Friday, June 3, 2016

Attachment and social media...

I think that anyone who has ever heard me speak publicly knows that I am not on the attachment bandwagon, at least not in the way its held out as magic treatment for kids and youth who present chronic conflict. However, I don't argue that children and parents have to develop an emotional connection and that this is a basic goal in any family formed through adoption. So, my concern around this today is that I believe that social media is having a very negative influence on the attachment process (in whatever meaning that word has for you) and we aren't adapting our attachment strategies to include this.

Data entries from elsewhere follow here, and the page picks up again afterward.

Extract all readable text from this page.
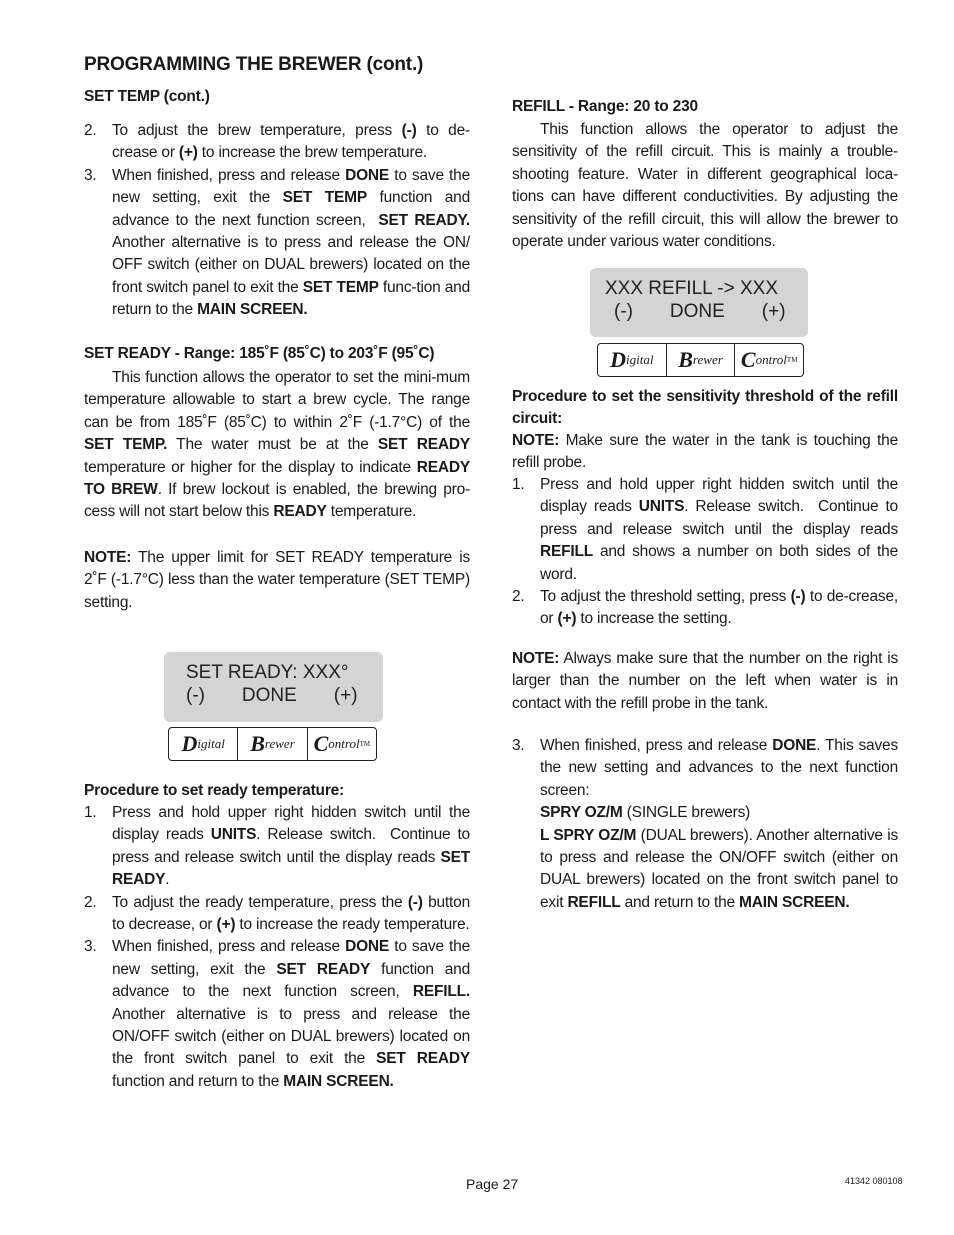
PROGRAMMING THE BREWER (cont.)
SET TEMP (cont.)
2. To adjust the brew temperature, press (-) to de-crease or (+) to increase the brew temperature.
3. When finished, press and release DONE to save the new setting, exit the SET TEMP function and advance to the next function screen,  SET READY. Another alternative is to press and release the ON/ OFF switch (either on DUAL brewers) located on the front switch panel to exit the SET TEMP func-tion and return to the MAIN SCREEN.
SET READY - Range: 185˚F (85˚C) to 203˚F (95˚C)
This function allows the operator to set the mini-mum temperature allowable to start a brew cycle. The range can be from 185˚F (85˚C) to within 2˚F (-1.7°C) of the SET TEMP. The water must be at the SET READY temperature or higher for the display to indicate READY TO BREW. If brew lockout is enabled, the brewing pro-cess will not start below this READY temperature.
NOTE: The upper limit for SET READY temperature is 2˚F (-1.7°C) less than the water temperature (SET TEMP) setting.
SET READY: XXX°
(-)       DONE       (+)
D igital B rewer C ontrol TM
Procedure to set ready temperature:
1. Press and hold upper right hidden switch until the display reads UNITS. Release switch.  Continue to press and release switch until the display reads SET READY.
2. To adjust the ready temperature, press the (-) button to decrease, or (+) to increase the ready temperature.
3. When finished, press and release DONE to save the new setting, exit the SET READY function and advance to the next function screen, REFILL. Another alternative is to press and release the ON/OFF switch (either on DUAL brewers) located on the front switch panel to exit the SET READY function and return to the MAIN SCREEN.
REFILL - Range: 20 to 230
This function allows the operator to adjust the sensitivity of the refill circuit. This is mainly a trouble-shooting feature. Water in different geographical loca-tions can have different conductivities. By adjusting the sensitivity of the refill circuit, this will allow the brewer to operate under various water conditions.
XXX REFILL -> XXX
(-)       DONE       (+)
D igital B rewer C ontrol TM
Procedure to set the sensitivity threshold of the refill circuit:
NOTE: Make sure the water in the tank is touching the refill probe.
1. Press and hold upper right hidden switch until the display reads UNITS. Release switch.  Continue to press and release switch until the display reads REFILL and shows a number on both sides of the word.
2. To adjust the threshold setting, press (-) to de-crease, or (+) to increase the setting.
NOTE: Always make sure that the number on the right is larger than the number on the left when water is in contact with the refill probe in the tank.
3. When finished, press and release DONE. This saves the new setting and advances to the next function screen:
SPRY OZ/M (SINGLE brewers)
L SPRY OZ/M (DUAL brewers). Another alternative is to press and release the ON/OFF switch (either on DUAL brewers) located on the front switch panel to exit REFILL and return to the MAIN SCREEN.
Page 27	41342 080108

Let me explain - I've been a therapist for 30 years, and an adoptive parent even longer. I've raised children and counseled families though a variety of trends and changes but up to the last 4 or 5 years, I knew that by providing some basic strategies,a few communication skills, some new ways of parenting, a bit of effective therapy, and allowing time, the parent/child relationship would be established. It might be wobbly and fragile, but it would be develop. However, with the addictive nature of social media, many, many kids and youth spend more of their time communicating with people who aren't present than communicating with people who are. In other words, the time that Junior could be spending in conversation or games, or even tv watching with parents, is now spent on their electronic device.

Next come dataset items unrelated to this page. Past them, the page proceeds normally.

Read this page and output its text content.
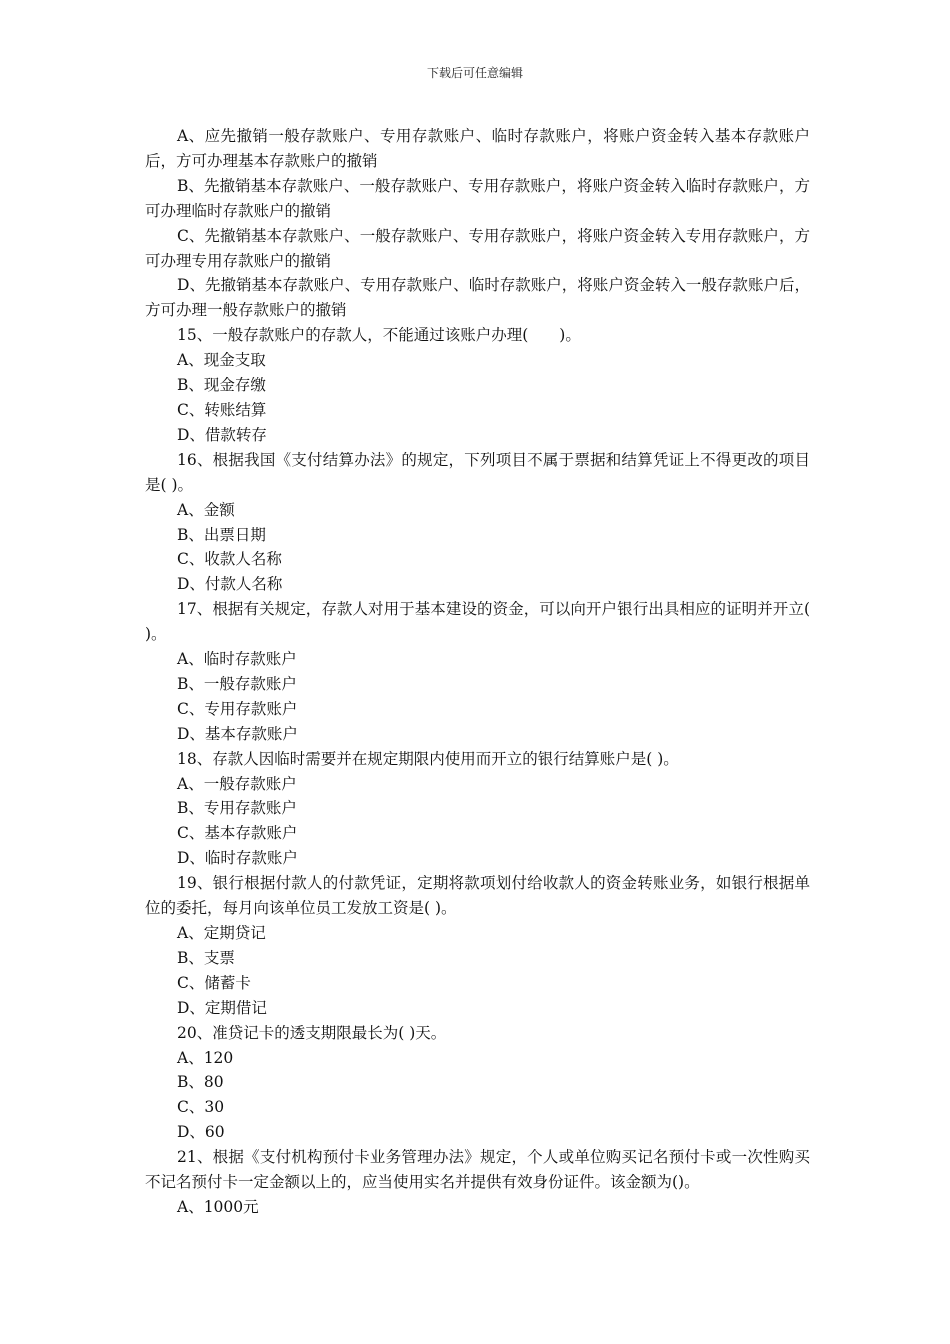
下载后可任意编辑

A、应先撤销一般存款账户、专用存款账户、临时存款账户，将账户资金转入基本存款账户后，方可办理基本存款账户的撤销

B、先撤销基本存款账户、一般存款账户、专用存款账户，将账户资金转入临时存款账户，方可办理临时存款账户的撤销

C、先撤销基本存款账户、一般存款账户、专用存款账户，将账户资金转入专用存款账户，方可办理专用存款账户的撤销

D、先撤销基本存款账户、专用存款账户、临时存款账户，将账户资金转入一般存款账户后，方可办理一般存款账户的撤销

15、一般存款账户的存款人，不能通过该账户办理(　　)。

A、现金支取

B、现金存缴

C、转账结算

D、借款转存

16、根据我国《支付结算办法》的规定，下列项目不属于票据和结算凭证上不得更改的项目是( )。

A、金额

B、出票日期

C、收款人名称

D、付款人名称

17、根据有关规定，存款人对用于基本建设的资金，可以向开户银行出具相应的证明并开立( )。

A、临时存款账户

B、一般存款账户

C、专用存款账户

D、基本存款账户

18、存款人因临时需要并在规定期限内使用而开立的银行结算账户是( )。

A、一般存款账户

B、专用存款账户

C、基本存款账户

D、临时存款账户

19、银行根据付款人的付款凭证，定期将款项划付给收款人的资金转账业务，如银行根据单位的委托，每月向该单位员工发放工资是( )。

A、定期贷记

B、支票

C、储蓄卡

D、定期借记

20、准贷记卡的透支期限最长为( )天。

A、120

B、80

C、30

D、60

21、根据《支付机构预付卡业务管理办法》规定，个人或单位购买记名预付卡或一次性购买不记名预付卡一定金额以上的，应当使用实名并提供有效身份证件。该金额为()。

A、1000元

The time and energy that kids used to put into bonding with their new parents, is now overwhelmed with the psuedo bonding they have with peers via constant texting, snapchatting, etc. Even the basic emotional presence that is required for attachment is shut off as Junior's presence is focused on replying to each text and each chat. Furthermore, the lack of words and the lack of emotional context (other than violence and intimidation) that are part of social media are very appealing to a dis-attached child or youth. After all, any child who has been through the foster system has learned far too early that adults aren't to be trusted and that the only things that are permanent are change and loss. And, while the child bounces through foster care, they are too busy surviving to pick up relationship sustaining skills. So, again, relationships that exist via social media are going to appear to be more familiar, less demanding, and safer to the child or youth than the complex knot of feelings and connection that the adoptive parents are trying to establish. Its as if social media builds a wall around Junior that is as impenetrable to the adoptive parents as the whole set of negative experiences that existed for the child pre-adoption.

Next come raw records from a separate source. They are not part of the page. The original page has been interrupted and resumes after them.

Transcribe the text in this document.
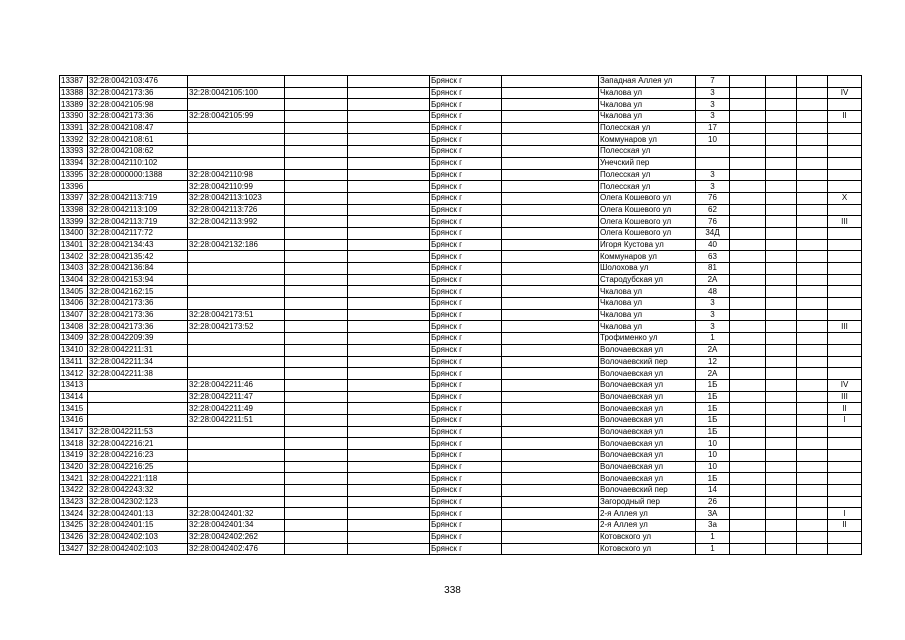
13387	32:28:0042103:476				Брянск г		Западная Аллея ул	7				
13388	32:28:0042173:36	32:28:0042105:100			Брянск г		Чкалова ул	3				IV
13389	32:28:0042105:98				Брянск г		Чкалова ул	3				
13390	32:28:0042173:36	32:28:0042105:99			Брянск г		Чкалова ул	3				II
13391	32:28:0042108:47				Брянск г		Полесская ул	17				
13392	32:28:0042108:61				Брянск г		Коммунаров ул	10				
13393	32:28:0042108:62				Брянск г		Полесская ул					
13394	32:28:0042110:102				Брянск г		Унечский пер					
13395	32:28:0000000:1388	32:28:0042110:98			Брянск г		Полесская ул	3				
13396		32:28:0042110:99			Брянск г		Полесская ул	3				
13397	32:28:0042113:719	32:28:0042113:1023			Брянск г		Олега Кошевого ул	76				X
13398	32:28:0042113:109	32:28:0042113:726			Брянск г		Олега Кошевого ул	62				
13399	32:28:0042113:719	32:28:0042113:992			Брянск г		Олега Кошевого ул	76				III
13400	32:28:0042117:72				Брянск г		Олега Кошевого ул	34Д				
13401	32:28:0042134:43	32:28:0042132:186			Брянск г		Игоря Кустова ул	40				
13402	32:28:0042135:42				Брянск г		Коммунаров ул	63				
13403	32:28:0042136:84				Брянск г		Шолохова ул	81				
13404	32:28:0042153:94				Брянск г		Стародубская ул	2А				
13405	32:28:0042162:15				Брянск г		Чкалова ул	48				
13406	32:28:0042173:36				Брянск г		Чкалова ул	3				
13407	32:28:0042173:36	32:28:0042173:51			Брянск г		Чкалова ул	3				
13408	32:28:0042173:36	32:28:0042173:52			Брянск г		Чкалова ул	3				III
13409	32:28:0042209:39				Брянск г		Трофименко ул	1				
13410	32:28:0042211:31				Брянск г		Волочаевская ул	2А				
13411	32:28:0042211:34				Брянск г		Волочаевский пер	12				
13412	32:28:0042211:38				Брянск г		Волочаевская ул	2А				
13413		32:28:0042211:46			Брянск г		Волочаевская ул	1Б				IV
13414		32:28:0042211:47			Брянск г		Волочаевская ул	1Б				III
13415		32:28:0042211:49			Брянск г		Волочаевская ул	1Б				II
13416		32:28:0042211:51			Брянск г		Волочаевская ул	1Б				I
13417	32:28:0042211:53				Брянск г		Волочаевская ул	1Б				
13418	32:28:0042216:21				Брянск г		Волочаевская ул	10				
13419	32:28:0042216:23				Брянск г		Волочаевская ул	10				
13420	32:28:0042216:25				Брянск г		Волочаевская ул	10				
13421	32:28:0042221:118				Брянск г		Волочаевская ул	1Б				
13422	32:28:0042243:32				Брянск г		Волочаевский пер	14				
13423	32:28:0042302:123				Брянск г		Загородный пер	26				
13424	32:28:0042401:13	32:28:0042401:32			Брянск г		2-я Аллея ул	3А				I
13425	32:28:0042401:15	32:28:0042401:34			Брянск г		2-я Аллея ул	3а				II
13426	32:28:0042402:103	32:28:0042402:262			Брянск г		Котовского ул	1				
13427	32:28:0042402:103	32:28:0042402:476			Брянск г		Котовского ул	1				
338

As a therapist and a parent I'm putting a lot of thought and consideration into adapting my way of relating to my own teens and my own clients as we pioneer this new reality.

Okay, what are your thoughts and experiences on this?yellow rose
And, remember, you are entitled to a better day.

http://www.hazardousparenting.com

1 comment:

  1. I am not an advocate for attachment babble in it's current format, although I have not yet had the priviledge of hearing you speak. Additionally, the current buzzword of "trauma" seems overly dramatic. Our emotional connections are more of a side effect from shared lives. It does not hurt to become more intentional in trying to build our connections with others - learning about attachment can sometimes be helpful in that context. It certainly enriched the information I had and allowed me to make a couple of positive adjustments in my own approach.

    As adults, we are able to supplement our in person friendships and such with online ones, largely because we already have developed the emotional capacity to do so. This is certainly not the case for children. They are not simply miniature adults.